Stoking the outrage
Is there no end to the outrage being visited upon us? Or put another way: Is there no end to the ways this Duterte administration can devise to stoke our outrage, if not enrage everyone who loves our country and favors the rule of law?
Consider what transpired this week alone: The Solicitor General, considered the “lawyer” of the government, issues an unsolicited statement that he believes “pork queen” Janet Lim Napoles is innocent of the illegal detention charge that sent her to prison; the Supreme Court allows the electoral protest of failed vice-presidential candidate Bongbong Marcos to proceed; and now, the Department of Justice files charges against Sen. Leila de Lima that she conspired with drug lords during her term as secretary of justice.
One would think the branches of government are working in concert to twist the meaning and essence of the law. And to turn back the hands of time. It’s as if the last few years never happened. As if the lessons learned, and the principles pursued, all went up in smoke the minute Du-dirty and his cohorts, all of whom have ties with previous discredited administrations, stepped into power.
Almost from the first days of the Duterte administration, the President and his lackeys—led by the Wigged One—launched a campaign not merely to discredit De Lima, but to bury her under a tsunami of charges that would eventually land her behind bars.
The charges did not really come as a surprise to the senator, who said she had “long prepared myself to be the first political prisoner under this regime.” She said the concerted campaign of prosecution against her is “nothing less than a politically motivated act … to clamp down on any vocal opposition [to this administration’s] support for a policy of EJK (extrajudicial killing) in dealing with suspected criminals.”
To my mind, that’s even a very lawyerly way of looking at things. I sense a deeper wellspring of personal animosity against De Lima, aggravated by the fact that not only is she a woman (and outspoken women seem to have a gift for getting the President’s goat), but a woman who once dared to investigate him for the extrajudicial killings that took place while he was mayor of Davao City.
Indeed, the filing of charges against De Lima strikes me as somewhat anticlimactic. For much of his term—which is less than a year old—Mr. Duterte and his men have done nothing more, it seems, than orchestrate a case against the senator. In the process, they have been “softening” the ground of public opinion against her, even pursuing her former driver-lover to the wilds of Pangasinan just to get him to link her even more directly to the imprisoned drug lords, even as congressmen lost no time feasting on the sexual-romantic angle of their past liaison.
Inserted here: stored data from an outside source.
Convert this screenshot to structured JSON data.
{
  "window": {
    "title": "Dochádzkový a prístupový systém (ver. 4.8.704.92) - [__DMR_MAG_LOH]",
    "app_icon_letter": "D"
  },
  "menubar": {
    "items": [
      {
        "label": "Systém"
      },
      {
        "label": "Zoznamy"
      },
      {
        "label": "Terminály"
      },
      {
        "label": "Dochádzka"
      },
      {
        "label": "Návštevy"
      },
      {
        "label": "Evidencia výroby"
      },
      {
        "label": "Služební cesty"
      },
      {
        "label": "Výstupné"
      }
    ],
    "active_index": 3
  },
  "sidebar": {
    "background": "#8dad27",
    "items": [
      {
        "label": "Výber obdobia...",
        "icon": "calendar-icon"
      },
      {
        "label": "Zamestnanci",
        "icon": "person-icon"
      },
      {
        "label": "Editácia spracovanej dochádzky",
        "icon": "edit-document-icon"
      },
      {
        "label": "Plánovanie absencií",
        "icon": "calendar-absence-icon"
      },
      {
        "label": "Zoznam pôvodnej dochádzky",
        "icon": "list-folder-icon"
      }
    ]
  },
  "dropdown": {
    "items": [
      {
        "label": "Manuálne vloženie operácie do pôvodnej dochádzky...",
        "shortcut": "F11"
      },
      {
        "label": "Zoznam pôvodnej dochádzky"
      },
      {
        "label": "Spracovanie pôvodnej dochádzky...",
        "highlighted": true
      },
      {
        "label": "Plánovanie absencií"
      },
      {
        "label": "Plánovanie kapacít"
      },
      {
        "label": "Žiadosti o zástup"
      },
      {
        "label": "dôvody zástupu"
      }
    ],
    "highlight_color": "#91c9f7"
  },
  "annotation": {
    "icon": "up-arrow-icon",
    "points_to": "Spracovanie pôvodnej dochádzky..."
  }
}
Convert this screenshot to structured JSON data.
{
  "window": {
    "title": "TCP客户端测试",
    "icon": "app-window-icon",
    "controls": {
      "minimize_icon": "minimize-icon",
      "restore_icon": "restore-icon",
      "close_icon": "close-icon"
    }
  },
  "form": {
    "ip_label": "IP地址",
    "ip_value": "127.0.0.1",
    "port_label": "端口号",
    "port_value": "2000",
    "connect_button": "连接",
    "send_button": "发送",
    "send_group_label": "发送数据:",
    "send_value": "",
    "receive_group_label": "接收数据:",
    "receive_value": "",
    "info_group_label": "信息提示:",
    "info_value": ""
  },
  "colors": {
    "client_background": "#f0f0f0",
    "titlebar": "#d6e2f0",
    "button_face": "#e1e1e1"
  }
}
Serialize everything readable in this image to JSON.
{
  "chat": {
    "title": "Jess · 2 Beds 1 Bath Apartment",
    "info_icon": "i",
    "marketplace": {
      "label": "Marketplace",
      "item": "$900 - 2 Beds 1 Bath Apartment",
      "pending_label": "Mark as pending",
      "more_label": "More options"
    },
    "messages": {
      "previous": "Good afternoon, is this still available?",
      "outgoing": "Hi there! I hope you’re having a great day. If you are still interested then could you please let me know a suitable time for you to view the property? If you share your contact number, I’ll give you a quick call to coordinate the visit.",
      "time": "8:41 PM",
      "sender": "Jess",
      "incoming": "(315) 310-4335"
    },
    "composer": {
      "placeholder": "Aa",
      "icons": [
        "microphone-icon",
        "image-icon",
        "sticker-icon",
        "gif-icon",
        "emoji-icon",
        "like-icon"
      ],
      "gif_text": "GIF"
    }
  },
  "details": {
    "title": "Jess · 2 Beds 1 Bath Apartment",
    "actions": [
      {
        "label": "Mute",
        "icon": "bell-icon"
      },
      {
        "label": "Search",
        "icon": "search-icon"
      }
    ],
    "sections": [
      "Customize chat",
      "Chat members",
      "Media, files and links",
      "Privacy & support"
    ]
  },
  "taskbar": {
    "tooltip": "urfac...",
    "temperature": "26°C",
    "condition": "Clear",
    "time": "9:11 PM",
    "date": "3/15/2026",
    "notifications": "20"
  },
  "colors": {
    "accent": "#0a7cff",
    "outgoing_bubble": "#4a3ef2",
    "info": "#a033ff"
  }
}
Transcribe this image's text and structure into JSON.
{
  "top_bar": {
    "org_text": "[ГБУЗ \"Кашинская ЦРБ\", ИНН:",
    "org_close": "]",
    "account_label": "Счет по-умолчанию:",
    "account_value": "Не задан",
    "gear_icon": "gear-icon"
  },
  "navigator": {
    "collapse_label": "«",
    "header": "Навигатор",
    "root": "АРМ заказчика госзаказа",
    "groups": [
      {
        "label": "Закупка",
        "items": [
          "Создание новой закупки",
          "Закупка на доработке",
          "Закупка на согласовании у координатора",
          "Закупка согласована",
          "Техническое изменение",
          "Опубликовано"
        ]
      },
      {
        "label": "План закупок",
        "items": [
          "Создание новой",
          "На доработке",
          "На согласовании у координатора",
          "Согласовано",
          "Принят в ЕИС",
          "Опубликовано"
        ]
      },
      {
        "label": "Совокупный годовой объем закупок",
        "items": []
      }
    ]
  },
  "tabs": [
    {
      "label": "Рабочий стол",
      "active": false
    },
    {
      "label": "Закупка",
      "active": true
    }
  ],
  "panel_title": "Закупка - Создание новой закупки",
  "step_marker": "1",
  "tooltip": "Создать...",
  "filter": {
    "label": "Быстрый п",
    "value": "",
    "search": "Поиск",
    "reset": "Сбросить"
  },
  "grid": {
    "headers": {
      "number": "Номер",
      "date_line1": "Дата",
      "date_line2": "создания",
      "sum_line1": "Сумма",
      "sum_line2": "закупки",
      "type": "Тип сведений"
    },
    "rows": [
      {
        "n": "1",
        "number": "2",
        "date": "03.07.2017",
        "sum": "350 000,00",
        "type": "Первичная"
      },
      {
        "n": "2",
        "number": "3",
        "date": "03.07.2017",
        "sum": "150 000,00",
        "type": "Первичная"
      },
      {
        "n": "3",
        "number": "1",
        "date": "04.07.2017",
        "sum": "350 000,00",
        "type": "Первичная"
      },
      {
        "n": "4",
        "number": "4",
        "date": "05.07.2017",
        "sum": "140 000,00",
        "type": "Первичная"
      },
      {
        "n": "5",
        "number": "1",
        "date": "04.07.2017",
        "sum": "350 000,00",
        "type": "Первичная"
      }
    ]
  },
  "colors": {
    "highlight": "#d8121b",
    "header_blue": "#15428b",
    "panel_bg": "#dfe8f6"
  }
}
From the beginning, I wondered how the case against De Lima could be pursued when it was based mainly on the self-serving testimony of convicted high-profile drug personalities who, of course, had nothing to lose and everything to gain in implicating the senator. Now those drug lords even got air-conditioned rooms in exchange for their cooperation!
No matter how big or small the crowd, the upcoming show of solidarity on Feb. 25, which marks the anniversary of our one proud moment on the world stage, gains unprecedented importance at this time, and at this nadir in the national mood.
The Duterte administration has planned a “low-key” commemoration in Camp Aguinaldo, with his spokespersons advising us to “move on” from our memories of those days.
On the contrary, all the more should we remember those days, and the years since martial law when Filipinos overthrew the dictatorship and a returning icon gave his life to draw his nation together.
We the Filipino people owe it to the martyrs of the past, to ourselves, and, more importantly, to all younger generations and those yet to come, to send a powerful message. In this era of trolls and scary social media, it may be difficult to put a finger on the public pulse. But what YOU feel, what YOU think matters nonetheless. Together, our individual outrage can gather heat and turn into a conflagration.